|Title:||A pension "crisis" mentality won't help
|Author(s):||Merriman, David F.; Kass, Amanda; Bruno, Robert
|Subject(s):||crisis, pension, mentality, finances, policy, contributions, fiscal, state's,
|Abstract:||The near ubiquitous claim that Illinois is facing a “pension crisis” has rarely been challenged. The failure
to examine this customary framing of the fiscal condition of Illinois’ five state pension systems limits how
policymakers conceptualize their funding strategy. This white paper, jointly authored by researchers from
the Project for Middle Class Renewal at the School of Labor and Employment Relations, the Government
Finance Research Center and the Institute of Government and Public Affairs (all at the University of
Illinois), argues that the “pension crisis” framework negatively influences discussions of policy options.
Our goal with this paper is to rethink the conversation about pensions and the state’s finances in several
ways.

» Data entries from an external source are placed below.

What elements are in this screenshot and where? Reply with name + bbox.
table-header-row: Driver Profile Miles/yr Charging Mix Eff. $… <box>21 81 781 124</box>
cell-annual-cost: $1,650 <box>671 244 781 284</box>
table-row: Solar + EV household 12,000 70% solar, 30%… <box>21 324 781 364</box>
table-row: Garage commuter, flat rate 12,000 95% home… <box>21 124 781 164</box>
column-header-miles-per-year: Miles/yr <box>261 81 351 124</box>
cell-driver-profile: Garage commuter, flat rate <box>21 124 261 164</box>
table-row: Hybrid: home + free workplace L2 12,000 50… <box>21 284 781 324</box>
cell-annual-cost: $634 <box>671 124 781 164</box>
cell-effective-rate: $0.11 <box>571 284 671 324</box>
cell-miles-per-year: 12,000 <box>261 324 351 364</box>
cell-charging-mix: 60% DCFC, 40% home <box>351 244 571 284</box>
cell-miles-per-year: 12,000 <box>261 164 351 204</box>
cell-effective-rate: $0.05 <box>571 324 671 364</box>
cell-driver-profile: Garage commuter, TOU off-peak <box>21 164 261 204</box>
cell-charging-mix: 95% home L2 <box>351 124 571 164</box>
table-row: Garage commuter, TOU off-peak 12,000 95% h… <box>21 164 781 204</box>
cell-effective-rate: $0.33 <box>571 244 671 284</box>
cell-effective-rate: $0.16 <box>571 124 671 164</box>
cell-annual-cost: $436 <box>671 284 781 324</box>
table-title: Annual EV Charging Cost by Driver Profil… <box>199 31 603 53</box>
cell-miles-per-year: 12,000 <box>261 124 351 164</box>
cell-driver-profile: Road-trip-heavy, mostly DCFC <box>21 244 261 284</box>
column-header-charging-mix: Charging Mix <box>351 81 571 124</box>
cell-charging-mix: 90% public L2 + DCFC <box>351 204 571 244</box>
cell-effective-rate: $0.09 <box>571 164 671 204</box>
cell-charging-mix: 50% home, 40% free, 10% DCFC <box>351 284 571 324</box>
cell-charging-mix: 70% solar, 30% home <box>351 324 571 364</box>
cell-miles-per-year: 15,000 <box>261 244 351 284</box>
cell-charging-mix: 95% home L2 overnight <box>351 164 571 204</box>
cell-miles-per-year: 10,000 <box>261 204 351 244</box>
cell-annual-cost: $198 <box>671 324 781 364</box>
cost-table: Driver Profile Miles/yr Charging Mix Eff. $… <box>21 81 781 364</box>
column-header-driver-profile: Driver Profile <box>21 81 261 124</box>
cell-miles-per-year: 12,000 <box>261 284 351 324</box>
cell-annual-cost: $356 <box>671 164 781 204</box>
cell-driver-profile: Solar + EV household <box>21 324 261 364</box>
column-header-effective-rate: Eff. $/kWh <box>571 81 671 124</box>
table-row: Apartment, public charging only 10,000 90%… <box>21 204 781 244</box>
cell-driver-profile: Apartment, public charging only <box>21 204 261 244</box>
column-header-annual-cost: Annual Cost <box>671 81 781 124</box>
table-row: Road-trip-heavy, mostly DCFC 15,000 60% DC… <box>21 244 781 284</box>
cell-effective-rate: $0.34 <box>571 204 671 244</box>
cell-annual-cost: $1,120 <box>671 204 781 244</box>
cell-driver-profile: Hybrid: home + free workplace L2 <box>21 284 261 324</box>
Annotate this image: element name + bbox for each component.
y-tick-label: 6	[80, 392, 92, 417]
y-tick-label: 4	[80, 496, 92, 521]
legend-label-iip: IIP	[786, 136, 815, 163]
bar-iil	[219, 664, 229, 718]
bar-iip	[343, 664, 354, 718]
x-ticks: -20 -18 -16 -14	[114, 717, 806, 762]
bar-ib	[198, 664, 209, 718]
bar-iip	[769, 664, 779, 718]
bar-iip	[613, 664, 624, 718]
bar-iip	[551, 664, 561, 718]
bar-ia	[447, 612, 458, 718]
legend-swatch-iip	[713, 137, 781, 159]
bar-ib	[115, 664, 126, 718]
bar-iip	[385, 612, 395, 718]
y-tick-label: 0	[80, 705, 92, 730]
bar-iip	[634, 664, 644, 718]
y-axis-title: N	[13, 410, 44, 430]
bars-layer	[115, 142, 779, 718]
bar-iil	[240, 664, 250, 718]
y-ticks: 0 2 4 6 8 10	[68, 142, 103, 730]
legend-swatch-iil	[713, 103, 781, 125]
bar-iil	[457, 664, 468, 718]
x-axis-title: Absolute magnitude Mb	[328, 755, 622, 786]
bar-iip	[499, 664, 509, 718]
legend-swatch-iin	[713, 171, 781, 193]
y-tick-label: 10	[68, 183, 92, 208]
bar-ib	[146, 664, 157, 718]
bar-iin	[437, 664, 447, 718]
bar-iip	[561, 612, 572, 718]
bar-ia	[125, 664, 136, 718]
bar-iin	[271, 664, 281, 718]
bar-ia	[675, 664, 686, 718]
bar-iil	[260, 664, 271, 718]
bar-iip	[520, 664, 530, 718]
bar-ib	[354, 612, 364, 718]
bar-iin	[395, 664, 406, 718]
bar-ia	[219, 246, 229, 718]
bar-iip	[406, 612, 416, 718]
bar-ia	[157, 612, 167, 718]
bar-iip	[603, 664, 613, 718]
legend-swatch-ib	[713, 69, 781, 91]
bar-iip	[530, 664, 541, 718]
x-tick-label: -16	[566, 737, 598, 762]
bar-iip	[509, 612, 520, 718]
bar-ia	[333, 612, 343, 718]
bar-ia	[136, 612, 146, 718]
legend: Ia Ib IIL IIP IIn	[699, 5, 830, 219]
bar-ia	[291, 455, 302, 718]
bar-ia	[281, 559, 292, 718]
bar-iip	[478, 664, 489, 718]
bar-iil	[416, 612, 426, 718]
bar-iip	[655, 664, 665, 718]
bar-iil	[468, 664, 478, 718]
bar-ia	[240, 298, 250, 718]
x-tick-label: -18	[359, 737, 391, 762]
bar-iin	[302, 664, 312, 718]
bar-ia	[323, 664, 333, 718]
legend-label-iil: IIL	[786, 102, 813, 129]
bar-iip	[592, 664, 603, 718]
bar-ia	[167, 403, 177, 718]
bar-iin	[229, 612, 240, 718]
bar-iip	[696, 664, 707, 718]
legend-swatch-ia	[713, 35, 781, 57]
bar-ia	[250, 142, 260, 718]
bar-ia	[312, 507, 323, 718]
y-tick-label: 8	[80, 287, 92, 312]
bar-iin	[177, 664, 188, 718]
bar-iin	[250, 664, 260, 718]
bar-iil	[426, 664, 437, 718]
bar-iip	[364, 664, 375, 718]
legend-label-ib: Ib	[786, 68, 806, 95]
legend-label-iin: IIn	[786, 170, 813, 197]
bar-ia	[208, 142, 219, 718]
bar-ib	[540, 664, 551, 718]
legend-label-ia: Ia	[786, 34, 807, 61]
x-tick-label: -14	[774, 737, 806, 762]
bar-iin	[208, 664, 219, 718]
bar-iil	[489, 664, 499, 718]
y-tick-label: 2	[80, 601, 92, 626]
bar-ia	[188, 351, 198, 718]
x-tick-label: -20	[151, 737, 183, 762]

First, we argue that the funded ratio and unfunded liabilities, conventional ways of assessing a
pension system’s fiscal health, are inadequate metrics that reinforce short-term thinking. We argue that the
focus should be on long-term trends and peer comparison. In addition, attention should be paid to
identifying what the drivers are of negative trends and carefully assessing whether action is needed.
Second, we argue that a “pension crisis” is a situation in which the pension system is insolvent and unable
to make benefit payments to current retirees. This is not the present scenario in Illinois. Nonetheless, we
recognize that both the state and the pension systems face significant fiscal challenges. Third, rather than a
singular problem, we contend that there are actually two, interrelated and in-conflict issues:
● concern over the pension systems’ finances, and
● operating budgets where expenses regularly exceed revenues.
We note that a tension exists between a desire to rapidly improve the finances of the pension systems (which
would necessitate higher state contributions), and an interest in preventing pension contributions from
crowding out other areas of the state budget.
Illinois lawmakers have long sought a silver bullet solution that will not increase (or even lower) the state’s
required contributions while simultaneously shoring up the pension systems’ finances. We view such a
scenario as unattainable and its pursuit as a distraction from the job of responsible policymaking. Moreover,
because the two issues are interrelated, a policy designed to address one issue will necessarily worsen the
In this paper, we recommend abandoning the “crisis” narrative and moving away from only assessing the
pension systems’ finances with a single point-in-time measurement. Last, we urge lawmakers to shed the
common practice of reducing the state’s pension payments to balance the operating budget.